徐友善倒是很快接了電話,“終於捨得回來了?我還想問問你來着,你把小箏子怎麼了?最近天天躲着你呢。”
“他躲着我?”鍾譯問,“我還想找他喂貓來着。”
徐友善吃了一驚,“你養的貓?有病嗎?”
鍾譯不想跟他這個不知道情趣的人交流溝通,如今王箏還把徐友善當半個爸爸呢,監護人能不能轉正上床猶未可知。
鍾譯掛了電話,鍾程正好收拾了東西陪着唐蘇一起出來,跟唐勝超打了招呼后直接離開L市出發。
一路奔行,到了C市的時候已經逼近傍晚,鍾譯連家都沒回,直接去了唐蘇那兒。唐蘇跟鍾程十分默契地上車就睡,下車自動醒過來,鍾程在唐蘇家住習慣了,迷迷糊糊地直接下車往樓里走。
唐蘇下車見鍾譯神情有些疲憊,沒受傷的那隻手給他捏了捏肩,“累了吧?路上你也不叫我跟你說說話。”
“看你睡得香。”鍾譯一面擔心唐蘇一面擔心那隻土皇帝貓。正要上樓的時候電話響了起來,鍾譯一看竟然是王箏的。
“你先接電話,我去收拾一下,你跟我住一起吧,客房鍾程睡了。”唐蘇拿了鑰匙開門,見鍾譯還是不放心的模樣,笑了,“我這就斷了個胳膊,又不是躺在床上起不來了,至於嗎?行了啊,來親一口趕緊忙你的去。”
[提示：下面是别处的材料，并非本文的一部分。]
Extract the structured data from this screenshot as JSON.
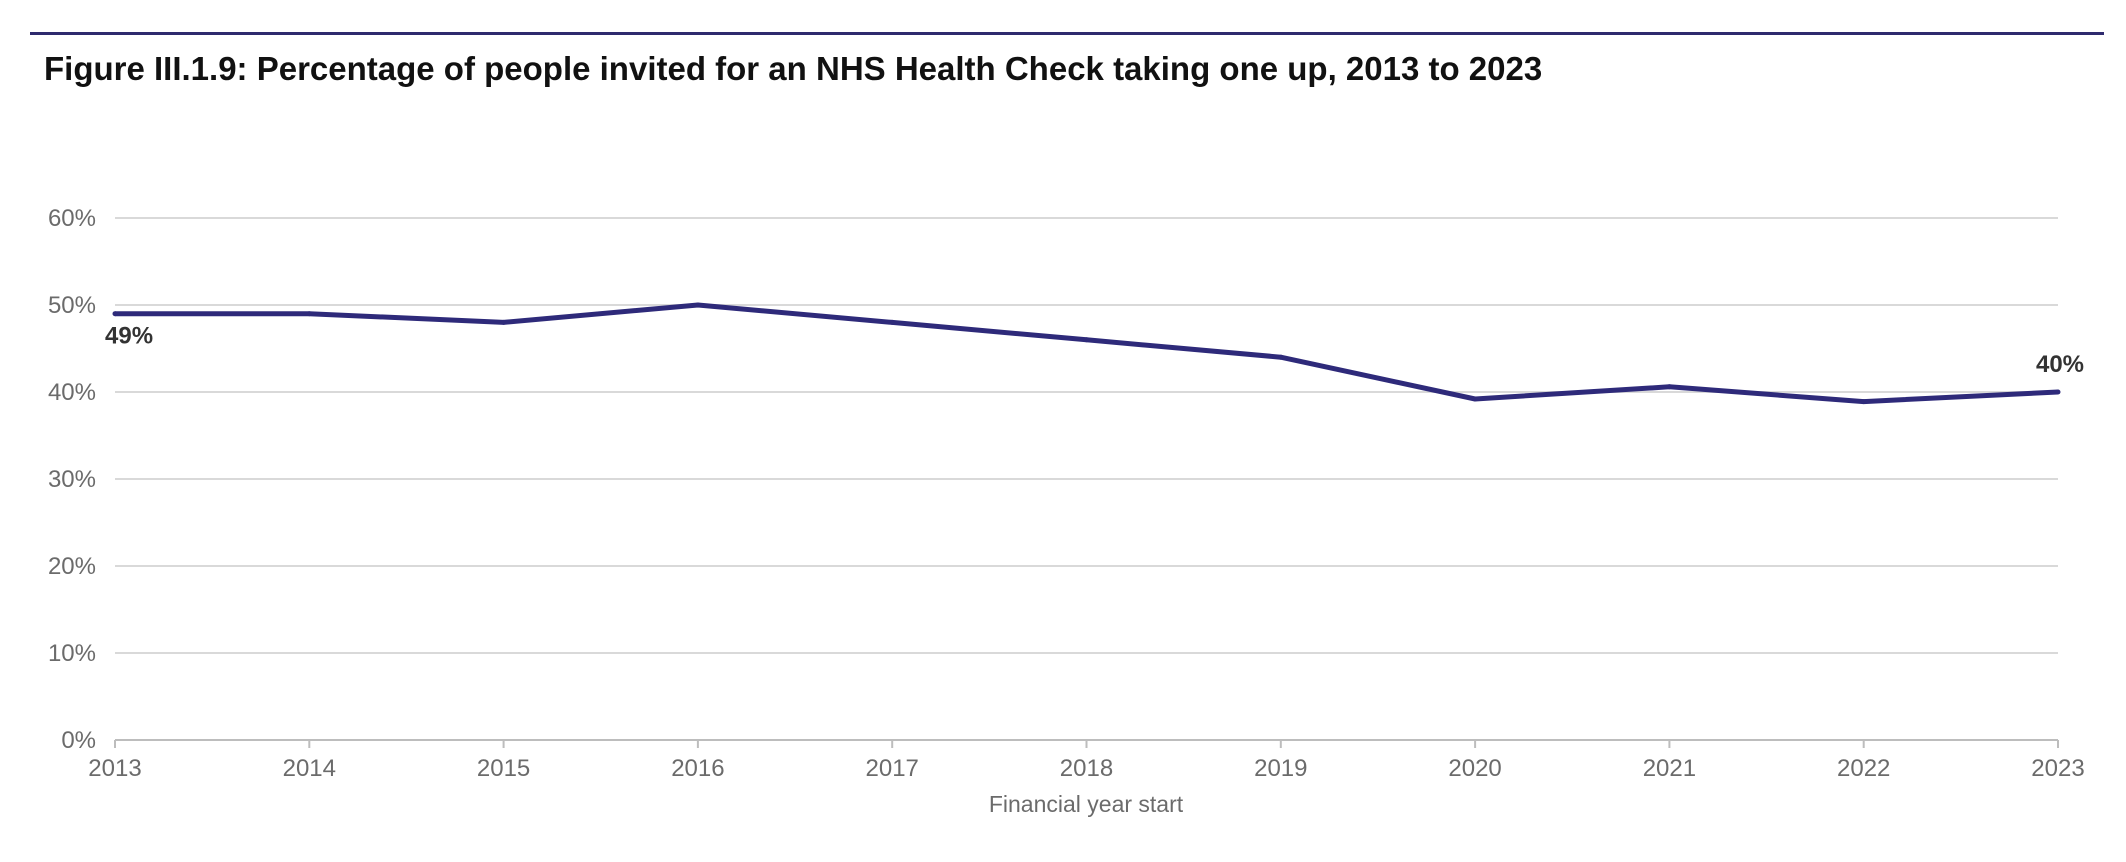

說著伸手一勾,鍾譯被壓低了脖頸,接着唐蘇照着他的嘴唇親了一大口,“快去。”
鍾譯目送唐蘇回了家,在鈴聲熄滅的最後一刻,接了電話,王箏痛苦不堪的聲音回震在電波里,“哥!親哥,你可算是回來了,救命qwq。”
“怎麼了這是?”鍾譯說,“救命不找你徐友善爸爸嗎?”
“……”王箏略過這一段,“前幾天我去你們小區溜達了一下,本來打算看看嫂子什麼樣來着,沒想到讓你那隻貓給纏上了,簡直就是個祖宗。我徐哥說你回來了,就趕緊給你報過來了,你有時間沒有啊?我就在你家樓下呢。”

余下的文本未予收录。